L'escalade du conflit sur la question de l'Iran entrave les efforts du gouvernement allemand pour poursuivre une politique mondiale indépendante, même contraire aux intérêts des États-Unis. Après que le président des États-Unis, Donald Trump, ait annoncé qu'il imposerait des mesures punitives à tous les pays qui envisagent d'acheter du pétrole iranien, Téhéran a répondu en déclarant que l'Iran pourrait recommencer à enrichir l'uranium si les partenaires de l'accord nucléaire continuaient de violer leurs engagements et refusaient de permettre à l'Iran de vendre librement ses produits. C'est effectivement le cas, car les États-Unis menacent d'imposer des mesures punitives. Les efforts de Berlin pour sauver son commerce avec l'Iran au moyen d'un véhicule financier basé sur le troc restent infructueux. Washington prépare de nouvelles menaces contre ce véhicule (INSTEX, acronyme anglais pour « Instrument in Support of Trade Exchanges », Instrument de soutien aux transactions commerciales).
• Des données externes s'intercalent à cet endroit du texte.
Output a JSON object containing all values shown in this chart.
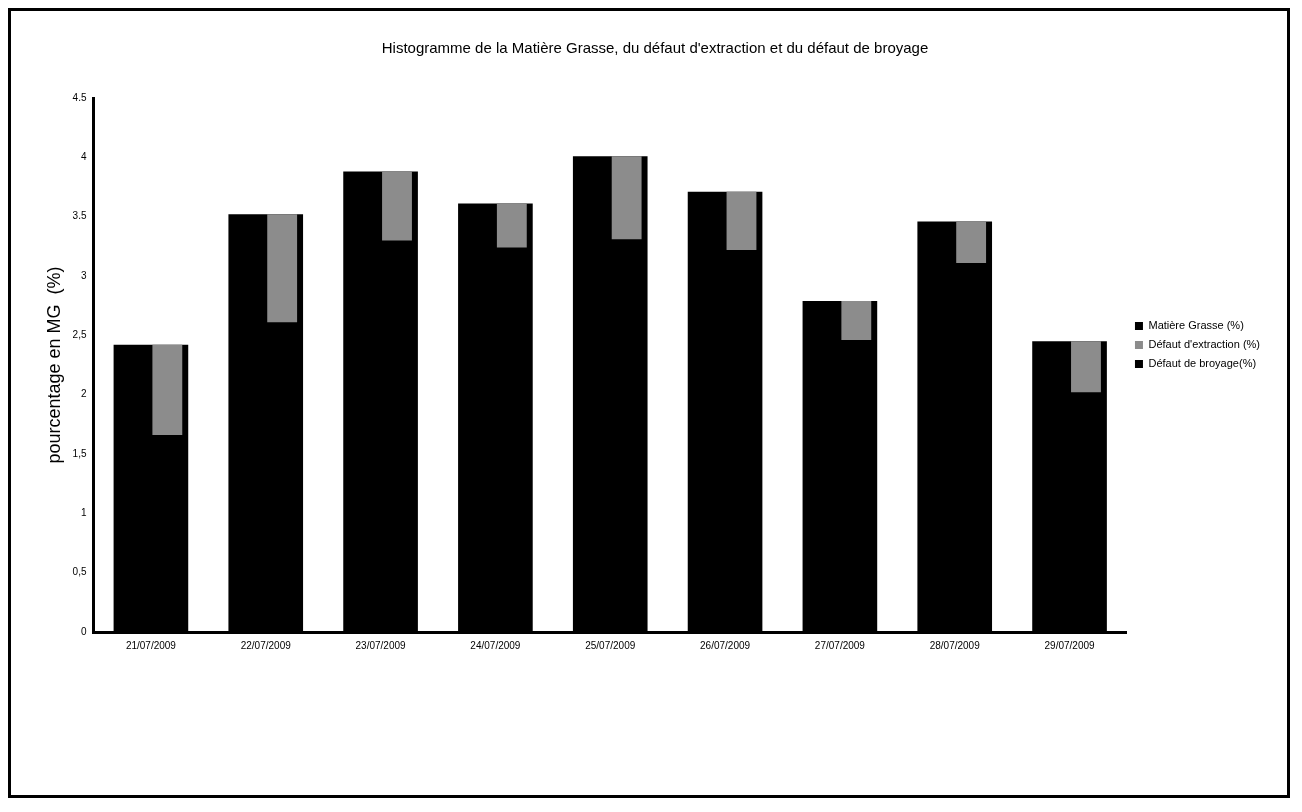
{
  "chart_data": {
    "type": "bar",
    "title": "Histogramme de la Matière Grasse, du défaut d'extraction et du défaut de broyage",
    "ylabel": "pourcentage en MG  (%)",
    "categories": [
      "21/07/2009",
      "22/07/2009",
      "23/07/2009",
      "24/07/2009",
      "25/07/2009",
      "26/07/2009",
      "27/07/2009",
      "28/07/2009",
      "29/07/2009"
    ],
    "series": [
      {
        "name": "Matière Grasse (%)",
        "color": "#000000",
        "values": [
          2.42,
          3.52,
          3.88,
          3.61,
          4.01,
          3.71,
          2.79,
          3.46,
          2.45
        ]
      },
      {
        "name": "Défaut d'extraction (%)",
        "color": "#8c8c8c",
        "base": [
          1.66,
          2.61,
          3.3,
          3.24,
          3.31,
          3.22,
          2.46,
          3.11,
          2.02
        ],
        "values": [
          0.76,
          0.91,
          0.58,
          0.37,
          0.7,
          0.49,
          0.33,
          0.35,
          0.43
        ]
      },
      {
        "name": "Défaut de broyage(%)",
        "color": "#000000",
        "values": [
          null,
          null,
          null,
          null,
          null,
          null,
          null,
          null,
          null
        ]
      }
    ],
    "ylim": [
      0,
      4.5
    ],
    "yticks": [
      0,
      {
        "value": 0.5,
        "label": "0,5"
      },
      1,
      {
        "value": 1.5,
        "label": "1,5"
      },
      2,
      {
        "value": 2.5,
        "label": "2,5"
      },
      3,
      3.5,
      4,
      4.5
    ],
    "grid": false,
    "legend": "right"
  }
}
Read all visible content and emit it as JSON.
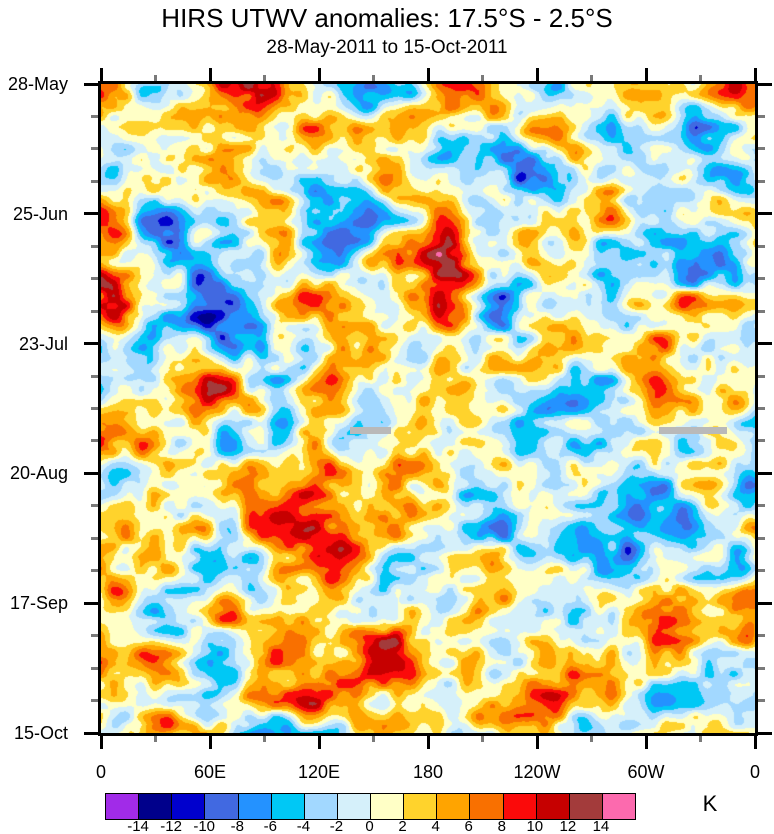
{
  "chart_data": {
    "type": "heatmap",
    "variant": "hovmoller-filled-contours-time-vs-longitude",
    "title": "HIRS UTWV anomalies: 17.5°S - 2.5°S",
    "subtitle": "28-May-2011 to 15-Oct-2011",
    "x_axis": {
      "tick_labels": [
        "0",
        "60E",
        "120E",
        "180",
        "120W",
        "60W",
        "0"
      ],
      "range_deg": [
        0,
        360
      ],
      "major_tick_interval_deg": 60,
      "minor_tick_interval_deg": 30
    },
    "y_axis": {
      "tick_labels": [
        "28-May",
        "25-Jun",
        "23-Jul",
        "20-Aug",
        "17-Sep",
        "15-Oct"
      ],
      "direction": "time-increases-downward",
      "major_tick_interval_days": 28,
      "minor_ticks_between_majors": 3
    },
    "colorbar": {
      "unit": "K",
      "boundary_labels": [
        "-14",
        "-12",
        "-10",
        "-8",
        "-6",
        "-4",
        "-2",
        "0",
        "2",
        "4",
        "6",
        "8",
        "10",
        "12",
        "14"
      ],
      "levels_K": [
        -14,
        -12,
        -10,
        -8,
        -6,
        -4,
        -2,
        0,
        2,
        4,
        6,
        8,
        10,
        12,
        14
      ],
      "colors": [
        "#a12be8",
        "#00008b",
        "#0000cd",
        "#4169e1",
        "#2492ff",
        "#00c8f5",
        "#a2d8ff",
        "#d5f0fa",
        "#ffffc6",
        "#ffd32c",
        "#ffa400",
        "#f97000",
        "#fb0a0a",
        "#c60000",
        "#a33b3b",
        "#fc6aae"
      ]
    },
    "missing_data_segments": [
      {
        "approx_lon_range": [
          "137E",
          "160E"
        ],
        "approx_date": "11-Aug",
        "color": "#b9b9b9"
      },
      {
        "approx_lon_range": [
          "53W",
          "15W"
        ],
        "approx_date": "11-Aug",
        "color": "#b9b9b9"
      }
    ],
    "approx_field_K": {
      "note": "coarse visual estimate of anomaly field read from filled-contour colors; rows = time (top to bottom), cols = longitude 0E to 360E",
      "rows": 12,
      "cols": 12,
      "values": [
        [
          3,
          -2,
          12,
          4,
          -2,
          3,
          9,
          -4,
          2,
          -3,
          -6,
          4
        ],
        [
          2,
          -7,
          4,
          -2,
          3,
          6,
          -3,
          -7,
          3,
          -2,
          -4,
          8
        ],
        [
          5,
          2,
          -4,
          3,
          -3,
          4,
          8,
          -5,
          -4,
          -2,
          3,
          -2
        ],
        [
          3,
          -8,
          -6,
          2,
          -5,
          6,
          13,
          3,
          -3,
          2,
          -8,
          3
        ],
        [
          4,
          2,
          -7,
          8,
          3,
          5,
          9,
          -4,
          2,
          -5,
          3,
          -6
        ],
        [
          -3,
          5,
          3,
          -5,
          7,
          4,
          8,
          2,
          -4,
          3,
          -2,
          4
        ],
        [
          4,
          -2,
          6,
          3,
          -6,
          9,
          5,
          -3,
          2,
          5,
          -6,
          2
        ],
        [
          -4,
          3,
          -2,
          6,
          3,
          8,
          -5,
          3,
          -4,
          2,
          4,
          -5
        ],
        [
          3,
          6,
          -5,
          2,
          8,
          3,
          9,
          -2,
          3,
          -6,
          2,
          4
        ],
        [
          -2,
          -5,
          4,
          7,
          -3,
          8,
          4,
          2,
          -5,
          3,
          -3,
          5
        ],
        [
          4,
          2,
          -4,
          6,
          9,
          12,
          5,
          -2,
          3,
          2,
          5,
          -3
        ],
        [
          -6,
          3,
          2,
          -5,
          4,
          7,
          -7,
          3,
          -2,
          4,
          2,
          3
        ]
      ]
    }
  }
}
Malgré le blocus commercial de fait, qui est en violation de l'accord nucléaire, la ministre allemande des Affaires étrangères, Heiko Maas, exige que Téhéran se conforme « totalement » à l'accord nucléaire. Entre-temps, le président américain, Donald Trump, accroît les pressions en imposant de nouvelles sanctions.

L'embargo sur le pétrole

Au cours des derniers jours, le gouvernement Trump a intensifié son agression contre l'Iran de deux manières. D'une part, depuis le début du mois il insiste pour que tous les pays sans exception respectent les sanctions contre Téhéran et cessent d'acheter le pétrole iranien. Dernièrement, les ventes de pétrole ont représenté près de 40 % des revenus de l'Iran. Avec une perte totale de ses revenus pétroliers, le pays est menacé de ruine économique. C'est précisément l'objectif de Washington, provoquer des émeutes de la faim de la population, le renversement du gouvernement et l'installation de forces pro-américaines. Il n'est pas certain que l'administration Trump puisse réussir à asphyxier l'économie de l'Iran. En particulier, la Chine et la Turquie ont protesté contre les menaces des États-Unis de punir ceux qui achèteraient du pétrole iranien à l'avenir. L'Inde a clairement montré son ressentiment, mais a cependant commencé à réduire ses importations de pétrole en provenance d'Iran. En avril, l'Inde a réduit ses importations de près d'un tiers par rapport au mois de mars et de plus de la moitié par rapport au mois de mars 2018. Tüpras, la société turque de raffinage, a annoncé hier qu'elle réduirait à zéro ses importations en provenance de l'Iran. Les pays de l'UE ont déjà complètement arrêté leurs importations de pétrole. Quelle quantité de pétrole l'Iran sera en mesure de vendre sur le « marché gris » reste incertain.

La lutte contre INSTEX

Il n'est pas clair non plus si l'Allemagne, la France, la Grande-Bretagne et l'Union européenne réussiront à maintenir leurs échanges commerciaux avec l'Iran au moyen du véhicule financier INSTEX. Jusqu'à présent, INSTEX était considéré comme inutilisable.[1]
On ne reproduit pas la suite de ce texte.